A new poll has again given hope to the ACT Greens that they may oust Canberrals Liberals Senator Zed Seselja when the federal election is held.
The Australia Institute-commissioned poll from uComms found that just 29 per cent of voters would support Senator Seselja which, if translated to polling day, would mean the Liberals would fall well short of a quota and have to scramble for preferences.
The Liberals need to win 33 per cent of the vote to attain a quota. In 2019, Senator Seselja and running mate Robert Gunning managed 32.38 per cent, slightly down on 2016.
The telephone poll of 1057 respondents from 3 August found the Greens would garner 21 per cent, an Independent 6.9 per cent and Pauline Hanson’s One Nation 4 per cent, although One Nation did not contest the last election.
The unknown factor is the entry of Independent Kim Rubenstein, who announced her candidacy after the poll was taken and is attempting to ride the wave of support for independents generated by the likes of Member for Indi Helen Haines and Member for Warringah Zali Steggall.
The constitutional lawyer, who has now obtained the necessary 1500 members for her Kim for Canberra party to be listed above the line on the ballot paper, is hoping to pull voters away from both major parties, but any drift of moderate Liberals to her could pose problems for Senator Seselja.
The Greens team of Penny Kyburz and now MLA Emma Davidson could manage only 17.7 per cent in 2019, despite the Dump Zed campaign which highlighted Senator Seselja’s hardline conservative positions.
Greens candidate Dr Tjanara Goreng Goreng will be hoping early polling will be reflected on election day and that moderate Liberals, upset at Senator Seselja’s stances on issues such as voluntary assisted dying, will find somewhere else to park their vote and preference flows will favour her.
But the magnitude of the task in the ACT should not be underestimated, and shifting that solid core of Liberal voters would be a seismic change.
Moreover, most of the 4 per cent who say they would vote for One Nation are more likely to back Senator Seselja.
Australia Institute executive director Ben Oquist said the poll numbers give a fillip to those who think winning the second seat is impossible. However, he still thinks it is a herculean task, particularly under the new Senate voting system where a lot of votes can be exhausted.
“You might not need to get to a full quota to win, but it does show that the seat is theoretically winnable for either the Greens or an Independent,” he said.
Mr Oquist said Professor Rubenstein was bringing a lot of energy to the contest, but she will need more momentum to be competitive come election day.
He said Senator Seselja’s stance on the ACT’s right to debate voluntary assisted dying Territory could be a vote changer as it cuts across other issues.
“I do think the issue of Territory rights is gaining salience with the electorate,” he said. “The idea that the Territory doesn’t have the same rights to legislate this as other jurisdictions has really come to the fore as most other states have voluntary euthanasia laws in place. It’s going to start to look ridiculous that the ACT can’t even debate it.

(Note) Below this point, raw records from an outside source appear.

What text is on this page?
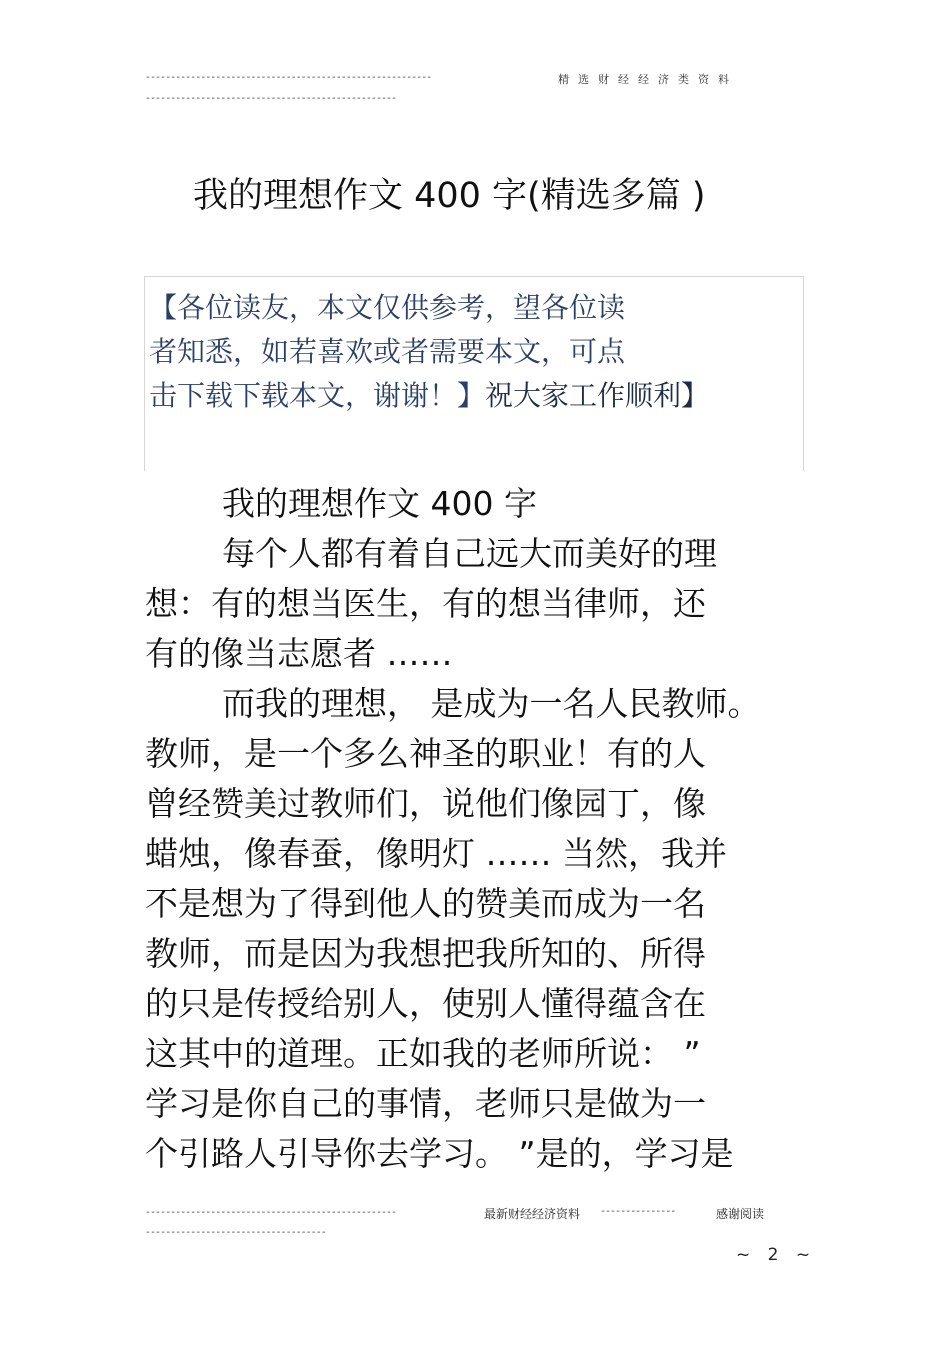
---------------------------------------------------------
--------------------------------------------------
精选财经经济类资料
我的理想作文 400 字(精选多篇 )
【各位读友，本文仅供参考，望各位读
者知悉，如若喜欢或者需要本文，可点
击下载下载本文，谢谢！】祝大家工作顺利】
我的理想作文 400 字
每个人都有着自己远大而美好的理
想：有的想当医生，有的想当律师，还
有的像当志愿者 ……
而我的理想， 是成为一名人民教师。
教师，是一个多么神圣的职业！有的人
曾经赞美过教师们，说他们像园丁，像
蜡烛，像春蚕，像明灯 …… 当然，我并
不是想为了得到他人的赞美而成为一名
教师，而是因为我想把我所知的、所得
的只是传授给别人，使别人懂得蕴含在
这其中的道理。正如我的老师所说： ”
学习是你自己的事情，老师只是做为一
个引路人引导你去学习。 ”是的，学习是
--------------------------------------------------
------------------------------------
最新财经经济资料 ---------------	感谢阅读
~ 2 ~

“ACT politicians who don’t stand up for the right to at least debate it are going to look awkward at the very least.”
Australia Institute polling also shows that an overwhelming majority of Canberrans support the ACT’s right to debate voluntary assisted dying legislation.
But Mr Oquist also believes that some of the floating One Nation vote will go to Senator Seselja and bolster the election day result.
Senator Seselja said he had delivered record infrastructure and health spending in the ACT and tax cuts for Canberrans as a member of the Liberal-National Government.
“The biggest threat to our prosperity and security is a Labor-Greens Coalition Government with a Senate majority,” he said. “That is why I will be working tirelessly to ensure we continue to deliver for Canberrans and retain this crucial Senate seat.”